Thigh pain can occur at the back of the thigh as in a hamstring strain or at the front with a quadriceps muscle strain. Most thigh injuries are sudden onset but can also be chinic injuries and occur gradually, especially if an acute injury has not been treated correctly or healed properly.
It is very rare that thigh injuries need to seen by a doctor as most are muscular injuries that will heal given the appropriate treatment and rest. However, there are certain circumstances and conditions which case it is advvisable to seek medical advice.
The PRICE principles are the gold standard set for treating sports injuries. The acronym stands stands for Protection, Rest, Ice, Compression and Elevation and should be applied as early as possible and continued for at least the first 24-72 hours.
Anterior thigh pain or injuries at the front of the thigh. An acute thigh injury comes on suddenly and includes muscle strains (tears) or contutions which are caused my direct impact or collision. Chronic or gradual onset pain at the front of the thigh occurs over time. The athlete may not be able to identify a specific moment the injury was caused.
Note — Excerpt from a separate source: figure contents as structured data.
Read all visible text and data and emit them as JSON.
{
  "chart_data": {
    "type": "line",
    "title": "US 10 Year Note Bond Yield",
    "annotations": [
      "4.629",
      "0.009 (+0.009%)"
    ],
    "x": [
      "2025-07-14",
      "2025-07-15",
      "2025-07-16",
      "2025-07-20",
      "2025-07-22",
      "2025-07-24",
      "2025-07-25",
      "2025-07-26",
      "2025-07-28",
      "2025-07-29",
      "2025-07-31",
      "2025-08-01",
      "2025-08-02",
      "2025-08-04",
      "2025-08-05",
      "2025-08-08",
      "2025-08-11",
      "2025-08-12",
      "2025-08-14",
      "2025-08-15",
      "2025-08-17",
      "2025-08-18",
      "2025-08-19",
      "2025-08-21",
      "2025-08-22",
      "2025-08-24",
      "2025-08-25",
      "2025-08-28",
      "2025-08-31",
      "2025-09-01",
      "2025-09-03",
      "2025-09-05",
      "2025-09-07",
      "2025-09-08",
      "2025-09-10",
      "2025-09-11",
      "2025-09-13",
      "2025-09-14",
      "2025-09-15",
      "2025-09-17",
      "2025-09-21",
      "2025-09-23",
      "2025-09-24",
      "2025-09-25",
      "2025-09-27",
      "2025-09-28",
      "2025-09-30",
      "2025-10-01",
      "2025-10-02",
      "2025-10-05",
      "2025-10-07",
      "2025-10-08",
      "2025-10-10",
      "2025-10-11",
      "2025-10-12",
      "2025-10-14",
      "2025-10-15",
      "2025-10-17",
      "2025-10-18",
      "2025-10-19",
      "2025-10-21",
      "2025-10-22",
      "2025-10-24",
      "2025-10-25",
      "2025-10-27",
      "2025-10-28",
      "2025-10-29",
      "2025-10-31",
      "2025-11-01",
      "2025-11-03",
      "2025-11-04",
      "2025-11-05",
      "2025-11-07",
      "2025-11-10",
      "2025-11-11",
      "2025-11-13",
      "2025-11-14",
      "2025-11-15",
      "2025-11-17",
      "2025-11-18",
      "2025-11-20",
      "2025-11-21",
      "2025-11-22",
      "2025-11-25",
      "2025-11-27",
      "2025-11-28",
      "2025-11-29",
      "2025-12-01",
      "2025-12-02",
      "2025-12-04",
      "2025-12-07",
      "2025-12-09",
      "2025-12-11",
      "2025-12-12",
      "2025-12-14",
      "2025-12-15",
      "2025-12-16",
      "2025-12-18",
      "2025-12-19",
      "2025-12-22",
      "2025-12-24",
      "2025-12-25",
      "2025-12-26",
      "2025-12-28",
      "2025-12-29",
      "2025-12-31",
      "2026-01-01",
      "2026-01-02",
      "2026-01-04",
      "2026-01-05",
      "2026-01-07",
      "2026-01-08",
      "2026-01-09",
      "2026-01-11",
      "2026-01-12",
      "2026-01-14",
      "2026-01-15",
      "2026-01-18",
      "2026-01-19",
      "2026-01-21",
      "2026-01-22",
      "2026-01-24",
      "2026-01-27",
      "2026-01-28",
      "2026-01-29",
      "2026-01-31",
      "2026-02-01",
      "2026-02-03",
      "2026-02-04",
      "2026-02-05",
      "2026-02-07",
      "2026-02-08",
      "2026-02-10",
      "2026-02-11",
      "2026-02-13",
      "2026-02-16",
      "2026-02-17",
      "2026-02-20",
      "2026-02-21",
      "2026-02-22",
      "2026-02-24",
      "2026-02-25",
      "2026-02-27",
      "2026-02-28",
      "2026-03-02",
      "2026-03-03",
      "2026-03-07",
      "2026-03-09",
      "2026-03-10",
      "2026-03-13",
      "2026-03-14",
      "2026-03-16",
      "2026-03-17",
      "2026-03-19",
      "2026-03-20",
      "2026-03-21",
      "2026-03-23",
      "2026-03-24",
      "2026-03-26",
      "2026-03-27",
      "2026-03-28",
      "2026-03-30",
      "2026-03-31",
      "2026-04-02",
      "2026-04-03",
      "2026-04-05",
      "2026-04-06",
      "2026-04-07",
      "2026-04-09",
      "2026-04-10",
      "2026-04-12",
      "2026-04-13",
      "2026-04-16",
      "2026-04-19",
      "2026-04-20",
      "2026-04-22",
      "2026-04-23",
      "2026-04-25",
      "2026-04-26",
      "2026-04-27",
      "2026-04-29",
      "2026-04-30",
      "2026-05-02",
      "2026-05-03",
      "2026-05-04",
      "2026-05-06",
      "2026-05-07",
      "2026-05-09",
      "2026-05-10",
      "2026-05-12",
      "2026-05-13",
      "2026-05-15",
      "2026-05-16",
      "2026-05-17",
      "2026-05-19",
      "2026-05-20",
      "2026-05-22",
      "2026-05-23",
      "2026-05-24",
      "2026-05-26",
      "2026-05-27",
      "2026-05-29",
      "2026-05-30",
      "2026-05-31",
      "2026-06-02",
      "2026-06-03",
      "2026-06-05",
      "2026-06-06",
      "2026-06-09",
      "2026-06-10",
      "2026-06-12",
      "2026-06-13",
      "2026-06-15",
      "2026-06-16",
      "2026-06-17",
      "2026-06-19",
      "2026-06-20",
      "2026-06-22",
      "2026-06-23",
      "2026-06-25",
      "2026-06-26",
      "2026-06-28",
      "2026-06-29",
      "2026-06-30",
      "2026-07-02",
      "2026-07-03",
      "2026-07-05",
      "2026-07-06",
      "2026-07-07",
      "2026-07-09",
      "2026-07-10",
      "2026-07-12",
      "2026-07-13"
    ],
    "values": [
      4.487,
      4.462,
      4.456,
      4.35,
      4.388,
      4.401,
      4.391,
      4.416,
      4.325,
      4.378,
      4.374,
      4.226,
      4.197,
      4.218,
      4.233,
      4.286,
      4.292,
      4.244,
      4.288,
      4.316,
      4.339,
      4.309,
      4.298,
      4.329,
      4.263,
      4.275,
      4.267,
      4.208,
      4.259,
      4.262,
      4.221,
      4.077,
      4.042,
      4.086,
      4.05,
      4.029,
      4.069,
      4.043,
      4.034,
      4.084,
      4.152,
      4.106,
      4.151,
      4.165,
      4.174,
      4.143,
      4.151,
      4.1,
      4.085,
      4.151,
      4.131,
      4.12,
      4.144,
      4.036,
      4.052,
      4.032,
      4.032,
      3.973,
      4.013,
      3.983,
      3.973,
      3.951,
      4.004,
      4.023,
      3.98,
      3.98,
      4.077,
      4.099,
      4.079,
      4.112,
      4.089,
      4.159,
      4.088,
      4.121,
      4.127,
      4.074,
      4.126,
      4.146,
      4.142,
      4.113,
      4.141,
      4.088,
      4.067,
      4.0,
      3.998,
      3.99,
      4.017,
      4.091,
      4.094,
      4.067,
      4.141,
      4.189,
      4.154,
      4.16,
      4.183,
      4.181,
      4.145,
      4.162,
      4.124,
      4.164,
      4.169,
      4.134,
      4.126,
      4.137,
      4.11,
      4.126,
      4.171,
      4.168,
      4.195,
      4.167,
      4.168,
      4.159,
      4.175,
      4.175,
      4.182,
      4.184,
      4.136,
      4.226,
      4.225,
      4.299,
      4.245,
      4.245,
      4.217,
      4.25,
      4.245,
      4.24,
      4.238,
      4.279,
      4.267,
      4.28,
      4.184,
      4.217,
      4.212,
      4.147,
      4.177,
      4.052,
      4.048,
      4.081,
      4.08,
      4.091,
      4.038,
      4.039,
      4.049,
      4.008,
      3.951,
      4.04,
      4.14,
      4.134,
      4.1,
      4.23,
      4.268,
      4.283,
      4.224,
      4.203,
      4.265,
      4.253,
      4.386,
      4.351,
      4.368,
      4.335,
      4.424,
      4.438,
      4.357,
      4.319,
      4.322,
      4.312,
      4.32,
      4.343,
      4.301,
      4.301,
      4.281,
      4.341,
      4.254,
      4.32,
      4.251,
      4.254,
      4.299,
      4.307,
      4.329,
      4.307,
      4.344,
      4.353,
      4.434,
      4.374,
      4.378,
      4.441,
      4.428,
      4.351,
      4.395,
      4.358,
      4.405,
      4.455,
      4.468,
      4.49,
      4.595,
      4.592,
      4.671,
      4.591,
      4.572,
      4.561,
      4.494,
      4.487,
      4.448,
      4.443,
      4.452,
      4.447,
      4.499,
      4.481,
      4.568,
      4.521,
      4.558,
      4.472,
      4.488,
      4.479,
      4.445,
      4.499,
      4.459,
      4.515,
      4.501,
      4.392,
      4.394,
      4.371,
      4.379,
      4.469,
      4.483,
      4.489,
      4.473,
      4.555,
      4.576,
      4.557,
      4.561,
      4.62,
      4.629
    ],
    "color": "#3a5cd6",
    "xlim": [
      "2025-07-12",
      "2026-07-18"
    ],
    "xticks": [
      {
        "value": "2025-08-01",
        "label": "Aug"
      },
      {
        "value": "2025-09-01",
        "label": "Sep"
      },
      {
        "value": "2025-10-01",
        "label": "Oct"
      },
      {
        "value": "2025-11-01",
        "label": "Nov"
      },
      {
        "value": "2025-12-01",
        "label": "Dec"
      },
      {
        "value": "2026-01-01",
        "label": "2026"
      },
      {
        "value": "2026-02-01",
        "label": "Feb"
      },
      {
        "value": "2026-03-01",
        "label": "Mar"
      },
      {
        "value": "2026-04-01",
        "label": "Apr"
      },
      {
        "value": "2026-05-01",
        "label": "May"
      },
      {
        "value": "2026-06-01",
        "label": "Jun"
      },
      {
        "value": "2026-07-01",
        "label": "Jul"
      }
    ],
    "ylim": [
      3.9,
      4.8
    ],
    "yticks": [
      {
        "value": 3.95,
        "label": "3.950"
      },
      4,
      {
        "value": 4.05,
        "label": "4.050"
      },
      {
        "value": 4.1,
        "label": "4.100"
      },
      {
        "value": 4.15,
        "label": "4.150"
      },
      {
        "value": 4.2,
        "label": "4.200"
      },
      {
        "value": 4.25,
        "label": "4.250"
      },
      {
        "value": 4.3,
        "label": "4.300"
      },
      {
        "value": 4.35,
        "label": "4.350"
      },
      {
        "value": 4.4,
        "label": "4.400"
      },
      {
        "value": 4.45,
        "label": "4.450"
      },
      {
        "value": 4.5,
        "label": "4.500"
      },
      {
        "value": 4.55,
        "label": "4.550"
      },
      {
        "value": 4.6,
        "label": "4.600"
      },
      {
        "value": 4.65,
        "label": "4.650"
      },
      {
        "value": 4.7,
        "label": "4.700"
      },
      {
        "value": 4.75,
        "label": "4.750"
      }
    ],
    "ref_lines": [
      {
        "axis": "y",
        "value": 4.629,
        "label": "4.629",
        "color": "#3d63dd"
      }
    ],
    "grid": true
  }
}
Posterior thigh pain or injuries at the back of the thigh can be acute or sudden onset, or they may be chronic and develop gradually over time, or following an acute injury which fails to heal properly. The most common is a hamstring strain.
Fractures to the thigh bone or fremur bone are not common but can be difficult to treat and recover from. A stress fracture develops over time and an acute fracture occurs from sudden trauma or accident.